What is our primary use case?
We are using the infrastructure and app monitoring side, such as process monitoring. We are using it in a very traditional way. We are not using the APM capabilities. When it comes to something like containers, we will generally use it on the host but not inside the container itself.
We are using it with our customers and in-house day-to-day.
How has it helped my organization?
It provides more cloud data. They tend to just get the way a service would be designed on the cloud. Datadog can handle a server disappearing and account for it, but they will kick somebody out.
The ease with which we can filter, use metrics, and give accounts to customers, then let the customer filter, set up metrics, and alerts. This has been a big win for us. This can't be done with a lot of the other platforms. This has made things considerably easier. Where we used to get "What's my performance?" Here, have access. Go nuts. Tell us if you need it. Now, our customers no longer ask us for all that, as they want to go do it themselves. This has made our lives infinitely easier.
What needs improvement?
The only thing that they were missing that has throw us from the beginning (they are still missing it) is consistency in the APIs. There are a couple of guys on the automation side who complain rightfully over how hard it is because every new feature which comes out has a new way of interfacing with the API. This was our big, red flag in the beginning, but given the price and other features, it wasn't enough for us to discount. We said "That we would live with this one red flag", but it is still a red flag.
Stability of the product has been a concern for us outside of the primary monitoring agents.
It does not have the best interface.
For how long have I used the solution?
Three to five years.
What do I think about the stability of the solution?
We haven't noticed any issues in the primary use case for which we are using it.
The reason we're not using or looking at the APM space right now is due to platform availability. Datadog doesn't support enough platforms, which they know. Every customer that we have is running PHP, and we cannot use APM with any of our customers because of that. Even if they are 95 percent running Java, if Datadog doesn't have PHP, we can't use it because it won't integrate.
What do I think about the scalability of the solution?
Scalability has not been a concern at all. We have had customers with steady state loads: low and high. Our smallest customer is a friends and family startup which has about three instances. We have steady state loads which are more than 500. Then, we have customers with two instances all summer, but do seasonal work in the winter and can scale to more than 1000 instances.
We have never noticed a hiccup on Datadog with any of our scaling. It has always grown to meet our program.
How are customer service and technical support?
We have used technical support for certain integrations. We use a lot of Ansible and Chef, and we have had a lot of problems with both of these automating components. Technical support was helpful within their limitations.
Which solution did I use previously and why did I switch?
We switched when we started getting heavy into the cloud. We used to use ScienceLogic, New Relic, AppDynamics, Zabbix, etc. It was hodgepodge.

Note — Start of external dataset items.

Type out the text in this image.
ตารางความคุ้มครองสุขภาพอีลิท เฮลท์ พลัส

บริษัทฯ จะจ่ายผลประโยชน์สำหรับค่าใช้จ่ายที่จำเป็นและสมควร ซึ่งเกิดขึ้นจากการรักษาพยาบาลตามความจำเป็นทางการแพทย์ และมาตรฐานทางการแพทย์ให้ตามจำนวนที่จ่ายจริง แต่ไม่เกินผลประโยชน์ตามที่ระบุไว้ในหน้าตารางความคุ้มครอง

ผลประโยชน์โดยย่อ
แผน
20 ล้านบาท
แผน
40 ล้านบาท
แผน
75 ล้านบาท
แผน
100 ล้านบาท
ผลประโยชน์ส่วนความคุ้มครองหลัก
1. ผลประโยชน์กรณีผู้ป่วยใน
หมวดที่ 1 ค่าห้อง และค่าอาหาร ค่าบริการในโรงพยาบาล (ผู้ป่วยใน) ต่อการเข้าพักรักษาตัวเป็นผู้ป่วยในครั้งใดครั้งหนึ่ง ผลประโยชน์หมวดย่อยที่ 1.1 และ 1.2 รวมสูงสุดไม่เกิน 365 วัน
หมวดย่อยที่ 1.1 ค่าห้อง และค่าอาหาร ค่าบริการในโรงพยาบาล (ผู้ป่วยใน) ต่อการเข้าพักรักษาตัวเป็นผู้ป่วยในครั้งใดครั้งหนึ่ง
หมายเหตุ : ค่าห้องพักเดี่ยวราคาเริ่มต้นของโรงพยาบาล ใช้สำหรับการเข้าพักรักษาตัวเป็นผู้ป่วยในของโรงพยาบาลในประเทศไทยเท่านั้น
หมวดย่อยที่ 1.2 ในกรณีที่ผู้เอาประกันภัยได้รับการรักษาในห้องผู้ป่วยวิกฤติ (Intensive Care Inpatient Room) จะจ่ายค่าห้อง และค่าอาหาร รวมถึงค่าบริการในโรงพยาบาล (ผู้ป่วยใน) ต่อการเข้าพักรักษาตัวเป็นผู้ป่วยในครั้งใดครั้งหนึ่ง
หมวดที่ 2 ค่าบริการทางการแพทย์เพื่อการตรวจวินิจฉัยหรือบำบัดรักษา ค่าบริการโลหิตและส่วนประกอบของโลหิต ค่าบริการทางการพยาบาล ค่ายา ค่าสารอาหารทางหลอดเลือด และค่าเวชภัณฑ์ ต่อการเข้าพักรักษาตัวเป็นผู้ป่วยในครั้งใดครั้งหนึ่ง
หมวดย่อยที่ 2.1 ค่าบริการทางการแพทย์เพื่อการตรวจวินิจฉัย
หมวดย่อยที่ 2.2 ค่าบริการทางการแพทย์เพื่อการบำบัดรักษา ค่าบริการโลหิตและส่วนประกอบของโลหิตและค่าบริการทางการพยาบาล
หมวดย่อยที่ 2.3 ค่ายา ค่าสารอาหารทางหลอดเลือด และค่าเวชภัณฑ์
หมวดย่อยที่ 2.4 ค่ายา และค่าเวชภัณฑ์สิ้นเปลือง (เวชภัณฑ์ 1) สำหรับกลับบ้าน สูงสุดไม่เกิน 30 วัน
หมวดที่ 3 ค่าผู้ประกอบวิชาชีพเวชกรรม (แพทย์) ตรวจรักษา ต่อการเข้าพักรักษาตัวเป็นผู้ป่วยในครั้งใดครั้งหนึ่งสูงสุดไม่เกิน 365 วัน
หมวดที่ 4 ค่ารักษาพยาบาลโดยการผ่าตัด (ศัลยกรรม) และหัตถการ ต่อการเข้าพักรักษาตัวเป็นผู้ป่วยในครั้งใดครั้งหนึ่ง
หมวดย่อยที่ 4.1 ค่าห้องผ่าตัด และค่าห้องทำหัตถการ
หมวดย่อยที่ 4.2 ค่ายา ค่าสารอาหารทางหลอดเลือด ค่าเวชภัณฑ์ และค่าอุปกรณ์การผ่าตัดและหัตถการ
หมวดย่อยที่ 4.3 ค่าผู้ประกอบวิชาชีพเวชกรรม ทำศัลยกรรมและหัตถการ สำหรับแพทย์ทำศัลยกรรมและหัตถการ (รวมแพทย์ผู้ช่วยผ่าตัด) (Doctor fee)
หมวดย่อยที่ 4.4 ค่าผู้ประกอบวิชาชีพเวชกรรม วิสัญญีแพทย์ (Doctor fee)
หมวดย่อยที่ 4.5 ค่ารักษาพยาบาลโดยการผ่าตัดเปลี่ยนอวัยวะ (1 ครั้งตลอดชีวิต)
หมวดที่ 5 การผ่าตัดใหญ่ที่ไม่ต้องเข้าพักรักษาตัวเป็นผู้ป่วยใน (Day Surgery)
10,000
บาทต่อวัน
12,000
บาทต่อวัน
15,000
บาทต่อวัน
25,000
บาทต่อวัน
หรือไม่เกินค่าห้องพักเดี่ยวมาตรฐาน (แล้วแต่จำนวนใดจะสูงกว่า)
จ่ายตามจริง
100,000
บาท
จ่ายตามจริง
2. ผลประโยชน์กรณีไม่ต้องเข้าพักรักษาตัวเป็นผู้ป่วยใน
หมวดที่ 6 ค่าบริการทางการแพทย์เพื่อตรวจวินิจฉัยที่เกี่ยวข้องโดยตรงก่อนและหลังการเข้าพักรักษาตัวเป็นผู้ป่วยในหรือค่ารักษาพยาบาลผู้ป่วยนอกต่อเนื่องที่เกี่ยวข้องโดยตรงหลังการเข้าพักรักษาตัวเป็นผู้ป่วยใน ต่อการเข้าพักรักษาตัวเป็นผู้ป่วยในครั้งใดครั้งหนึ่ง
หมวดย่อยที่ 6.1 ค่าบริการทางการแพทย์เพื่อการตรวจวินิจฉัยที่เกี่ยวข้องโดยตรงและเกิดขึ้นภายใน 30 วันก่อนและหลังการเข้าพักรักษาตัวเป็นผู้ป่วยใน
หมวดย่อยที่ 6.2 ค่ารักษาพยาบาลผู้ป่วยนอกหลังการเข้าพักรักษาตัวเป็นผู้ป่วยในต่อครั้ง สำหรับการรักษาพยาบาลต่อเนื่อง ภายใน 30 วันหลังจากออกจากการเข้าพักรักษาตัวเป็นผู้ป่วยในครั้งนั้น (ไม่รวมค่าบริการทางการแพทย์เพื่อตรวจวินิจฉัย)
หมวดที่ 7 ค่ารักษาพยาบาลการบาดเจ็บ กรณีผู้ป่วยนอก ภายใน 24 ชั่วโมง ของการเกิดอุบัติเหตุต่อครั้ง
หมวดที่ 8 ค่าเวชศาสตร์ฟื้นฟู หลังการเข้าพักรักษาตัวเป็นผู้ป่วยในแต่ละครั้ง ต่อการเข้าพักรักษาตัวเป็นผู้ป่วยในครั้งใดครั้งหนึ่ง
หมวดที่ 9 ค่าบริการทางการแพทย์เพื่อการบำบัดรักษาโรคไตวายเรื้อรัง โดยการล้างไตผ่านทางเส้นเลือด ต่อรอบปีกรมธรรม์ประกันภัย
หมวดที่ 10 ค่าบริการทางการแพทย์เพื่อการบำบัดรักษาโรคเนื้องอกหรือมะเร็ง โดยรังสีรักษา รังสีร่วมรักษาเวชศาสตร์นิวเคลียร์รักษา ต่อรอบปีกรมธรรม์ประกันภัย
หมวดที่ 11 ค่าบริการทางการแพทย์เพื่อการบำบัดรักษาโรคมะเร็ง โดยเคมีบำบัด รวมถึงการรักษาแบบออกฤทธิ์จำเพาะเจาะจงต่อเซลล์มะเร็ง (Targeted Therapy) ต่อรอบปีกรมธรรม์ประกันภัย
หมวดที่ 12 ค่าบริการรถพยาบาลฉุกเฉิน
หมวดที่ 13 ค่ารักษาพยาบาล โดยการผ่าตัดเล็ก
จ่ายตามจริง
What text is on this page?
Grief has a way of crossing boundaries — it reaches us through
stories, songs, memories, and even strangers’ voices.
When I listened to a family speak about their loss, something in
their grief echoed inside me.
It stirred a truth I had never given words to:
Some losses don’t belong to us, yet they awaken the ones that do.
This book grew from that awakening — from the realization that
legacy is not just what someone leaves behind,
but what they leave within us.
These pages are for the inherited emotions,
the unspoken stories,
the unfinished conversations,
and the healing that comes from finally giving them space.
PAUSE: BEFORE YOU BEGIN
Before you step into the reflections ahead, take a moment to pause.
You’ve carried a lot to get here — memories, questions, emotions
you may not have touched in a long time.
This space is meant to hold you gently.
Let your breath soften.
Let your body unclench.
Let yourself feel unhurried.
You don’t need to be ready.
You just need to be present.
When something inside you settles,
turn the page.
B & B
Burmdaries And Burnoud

We were very strong in the APM space. We had all of our APMs going through AppDynamics, which suited a lot of our customer use cases in the cloud. However, when our customers started to get more specific, they wanted traditional core monitoring and the other on-premise traditional vendors, like ScienceLogic, weren't cutting it. That is when we started to look at Datadog. We went back and forth for a while between Zabbix and Datadog. In the end, Datadog won out based on feature price and everything together.
How was the initial setup?
The integration with the AWS environment has been pretty seamless. There have been a few services that we don't use that they don't have book support for. However, usually that happens when it is a new service which is really unpopular. Most of the time, our customers shouldn't have been using that service to begin with, since it's a legacy thing that we inherited. I can't think of a single case where we haven't told the customer "You have to get off of that."
What was our ROI?
It has saved us a lot of trouble in implementation.
What's my experience with pricing, setup cost, and licensing?
The pricing came up a bit compared to their competitors. It is not that the price has risen, but that the competitors have gone down. They keep adding more features that I would have expected to be baked in at a more nominal price. I have been increasingly dissatisfied with the pricing, but not enough to jump ship. It is still pretty good.
What other advice do I have?
Check the APIs very carefully. Without fail, this is the single biggest complaint for automation and operations. It is not that it can't be done. Just make sure that you have the technical expertise to work around it.
We use a mixture of both AWS and on-premise. There are actually three scenarios:
- Some of our customers purchase it for AWS.
- Some of them were accounts that we set up directly on Datadog for our customers.
- In some cases, customers already have a relationship with Datadog.
Those are the three scenarios. Some have a mixture of scenarios due to regulatory reasons.
Disclosure: My company has a business relationship with this vendor other than being a customer: Reseller.